Today, as is customary at the Maily Telegraph, London’s occasional Mayor and regular collector of “chicken feed” at a rate of £5,000 a column, Alexander Boris de Pfeffel Johnson, regales the readers with another stream-of-consciousness essay cobbled together while its author was awaiting Sunday luncheon at the house of whoever had the thankless task of hosting him this time round.
And today’s subject, at which he arrives after droning on about wine in screw-top bottles being so much more jolly whizzo wonderful than the rotten old corked variety and why leaving your phone switched on while the aircraft takes off is perfectly safe, is the EU, about which he used to write in the most creative terms (but not dishonestly, honest) when he was the Tel’s point man in Brussels.
“In the next couple of years we are entitled to pose the question: what is the POINT of the EU?” demands Bozza. Rather than, for instance, the point of that pointless cable car or those vanity buses that keep breaking down, of course. But do go on. “I want to hear the positive arguments FOR the EU ... Maybe there is a positive vision to be set out – I am just not hearing it yet”.
So that’s one of those “What has the EU ever done for us?” ones, then. Let’s have a look at a model answer, to get some of those positive arguments for it.

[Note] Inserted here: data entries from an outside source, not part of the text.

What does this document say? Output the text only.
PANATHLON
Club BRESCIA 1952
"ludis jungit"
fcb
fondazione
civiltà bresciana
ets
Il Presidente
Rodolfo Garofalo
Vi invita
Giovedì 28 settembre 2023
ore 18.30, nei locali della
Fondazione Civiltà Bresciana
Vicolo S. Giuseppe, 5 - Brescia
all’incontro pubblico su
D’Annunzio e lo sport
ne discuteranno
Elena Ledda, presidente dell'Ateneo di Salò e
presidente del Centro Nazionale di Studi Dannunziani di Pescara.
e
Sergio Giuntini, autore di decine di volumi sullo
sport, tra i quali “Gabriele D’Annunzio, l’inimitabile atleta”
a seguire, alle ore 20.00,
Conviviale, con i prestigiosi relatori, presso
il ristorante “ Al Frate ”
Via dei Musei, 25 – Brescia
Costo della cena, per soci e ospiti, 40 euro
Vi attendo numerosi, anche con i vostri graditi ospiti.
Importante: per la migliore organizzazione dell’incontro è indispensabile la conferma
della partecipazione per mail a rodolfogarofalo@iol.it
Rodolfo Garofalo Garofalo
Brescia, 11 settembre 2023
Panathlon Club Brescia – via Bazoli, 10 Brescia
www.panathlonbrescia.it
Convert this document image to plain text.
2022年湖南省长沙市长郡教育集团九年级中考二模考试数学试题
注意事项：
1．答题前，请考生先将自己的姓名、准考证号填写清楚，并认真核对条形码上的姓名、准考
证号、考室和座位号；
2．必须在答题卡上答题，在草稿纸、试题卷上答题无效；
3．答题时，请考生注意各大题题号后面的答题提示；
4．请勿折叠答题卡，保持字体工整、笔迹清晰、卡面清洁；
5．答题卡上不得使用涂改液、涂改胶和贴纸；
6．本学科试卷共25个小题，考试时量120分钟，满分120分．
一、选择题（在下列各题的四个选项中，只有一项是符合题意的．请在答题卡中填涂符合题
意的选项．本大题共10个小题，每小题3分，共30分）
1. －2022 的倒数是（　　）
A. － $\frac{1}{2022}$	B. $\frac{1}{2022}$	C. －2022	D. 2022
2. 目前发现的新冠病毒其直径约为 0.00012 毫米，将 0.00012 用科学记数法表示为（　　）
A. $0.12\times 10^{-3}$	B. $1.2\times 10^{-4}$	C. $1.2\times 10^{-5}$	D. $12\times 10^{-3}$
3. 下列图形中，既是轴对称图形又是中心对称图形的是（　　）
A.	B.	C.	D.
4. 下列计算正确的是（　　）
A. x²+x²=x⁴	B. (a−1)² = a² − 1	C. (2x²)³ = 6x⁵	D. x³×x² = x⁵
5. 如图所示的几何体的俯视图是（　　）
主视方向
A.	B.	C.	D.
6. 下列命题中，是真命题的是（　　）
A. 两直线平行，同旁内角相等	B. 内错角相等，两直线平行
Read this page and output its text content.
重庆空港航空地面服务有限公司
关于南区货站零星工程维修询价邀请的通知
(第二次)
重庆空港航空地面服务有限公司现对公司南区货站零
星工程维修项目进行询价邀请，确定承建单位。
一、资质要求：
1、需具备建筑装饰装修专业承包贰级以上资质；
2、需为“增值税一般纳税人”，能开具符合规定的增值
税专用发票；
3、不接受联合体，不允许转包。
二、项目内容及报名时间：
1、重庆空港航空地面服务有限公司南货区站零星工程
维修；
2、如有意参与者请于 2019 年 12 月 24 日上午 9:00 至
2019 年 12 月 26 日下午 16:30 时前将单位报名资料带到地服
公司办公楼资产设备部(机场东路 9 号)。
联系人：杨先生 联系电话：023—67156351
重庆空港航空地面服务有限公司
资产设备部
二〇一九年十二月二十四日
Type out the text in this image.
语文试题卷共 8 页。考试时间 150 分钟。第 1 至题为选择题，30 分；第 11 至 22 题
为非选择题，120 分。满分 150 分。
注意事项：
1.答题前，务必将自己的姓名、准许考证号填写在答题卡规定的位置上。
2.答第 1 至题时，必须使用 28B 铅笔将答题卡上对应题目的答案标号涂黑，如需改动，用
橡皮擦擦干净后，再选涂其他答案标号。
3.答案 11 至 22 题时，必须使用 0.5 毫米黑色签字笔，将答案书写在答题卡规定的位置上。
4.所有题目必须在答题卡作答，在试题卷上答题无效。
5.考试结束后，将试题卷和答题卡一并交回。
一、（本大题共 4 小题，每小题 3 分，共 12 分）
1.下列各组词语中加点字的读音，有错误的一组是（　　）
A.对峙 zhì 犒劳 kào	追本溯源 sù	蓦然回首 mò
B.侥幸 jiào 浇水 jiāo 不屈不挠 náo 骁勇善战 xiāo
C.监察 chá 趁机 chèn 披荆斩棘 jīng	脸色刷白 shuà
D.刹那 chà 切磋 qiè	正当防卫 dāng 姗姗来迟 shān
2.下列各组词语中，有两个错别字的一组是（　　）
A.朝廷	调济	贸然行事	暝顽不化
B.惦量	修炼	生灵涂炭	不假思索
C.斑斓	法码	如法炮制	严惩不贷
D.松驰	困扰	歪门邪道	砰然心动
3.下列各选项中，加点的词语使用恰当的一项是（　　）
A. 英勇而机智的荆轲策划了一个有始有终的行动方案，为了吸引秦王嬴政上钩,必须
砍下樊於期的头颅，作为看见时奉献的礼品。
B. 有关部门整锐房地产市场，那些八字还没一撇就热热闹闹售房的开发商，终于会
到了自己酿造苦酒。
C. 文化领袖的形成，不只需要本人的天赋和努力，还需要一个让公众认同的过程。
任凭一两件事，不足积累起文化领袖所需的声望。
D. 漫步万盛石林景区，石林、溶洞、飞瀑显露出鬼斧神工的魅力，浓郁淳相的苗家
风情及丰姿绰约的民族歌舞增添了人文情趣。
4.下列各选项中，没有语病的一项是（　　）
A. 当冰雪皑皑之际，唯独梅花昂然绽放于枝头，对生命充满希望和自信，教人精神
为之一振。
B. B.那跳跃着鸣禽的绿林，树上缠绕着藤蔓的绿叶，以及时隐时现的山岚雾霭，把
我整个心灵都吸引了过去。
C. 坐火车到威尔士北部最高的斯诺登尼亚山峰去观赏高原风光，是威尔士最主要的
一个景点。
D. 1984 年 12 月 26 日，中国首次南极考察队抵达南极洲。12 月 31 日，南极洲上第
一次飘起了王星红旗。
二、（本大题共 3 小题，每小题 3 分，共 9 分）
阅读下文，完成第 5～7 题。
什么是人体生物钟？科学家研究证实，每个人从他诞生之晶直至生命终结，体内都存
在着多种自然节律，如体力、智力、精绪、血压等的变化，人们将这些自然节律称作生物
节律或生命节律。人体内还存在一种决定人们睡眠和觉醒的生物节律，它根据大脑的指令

“Providing 57% of our trade; structural funding to areas hit by industrial decline; clean beaches and rivers; cleaner air; lead free petrol; restrictions on landfill dumping; a recycling culture; cheaper mobile charges; cheaper air travel; improved consumer protection and food labelling; a ban on growth hormones and other harmful food additives; better product safety; single market competition bringing quality improvements and better industrial performance; break up of monopolies; Europe-wide patent and copyright protection; no paperwork or customs for exports throughout the single market; price transparency and removal of commission on currency exchanges across the eurozone; freedom to travel, live and work across Europe; funded opportunities for young people to undertake study or work placements abroad; access to European health services; labour protection and enhanced social welfare; smoke-free workplaces; equal pay legislation; holiday entitlement; the right not to work more than a 48-hour week without overtime; strongest wildlife protection in the world; improved animal welfare in food production; EU-funded research and industrial collaboration; EU representation in international forums; bloc EEA negotiation at the WTO; EU diplomatic efforts to uphold the nuclear non-proliferation treaty; European arrest warrant; cross border policing to combat human trafficking, arms and drug smuggling; counter terrorism intelligence; European civil and military co-operation in post-conflict zones in Europe and Africa; support for democracy and human rights across Europe and beyond; investment across Europe contributing to better living standards and educational, social and cultural capital”.
And that’s before you even start on the peace that has held between member states since the signing of the Treaty of Rome.
So when Bozza opines that “I am not sure: but at the moment it feels as if the EU is the Bakelite handset of 21st-century geopolitics”, you know he is once again failing to do his homework and talking claptrap at the same time.
What was it that LBJ said about farting and chewing gum? No change there, then.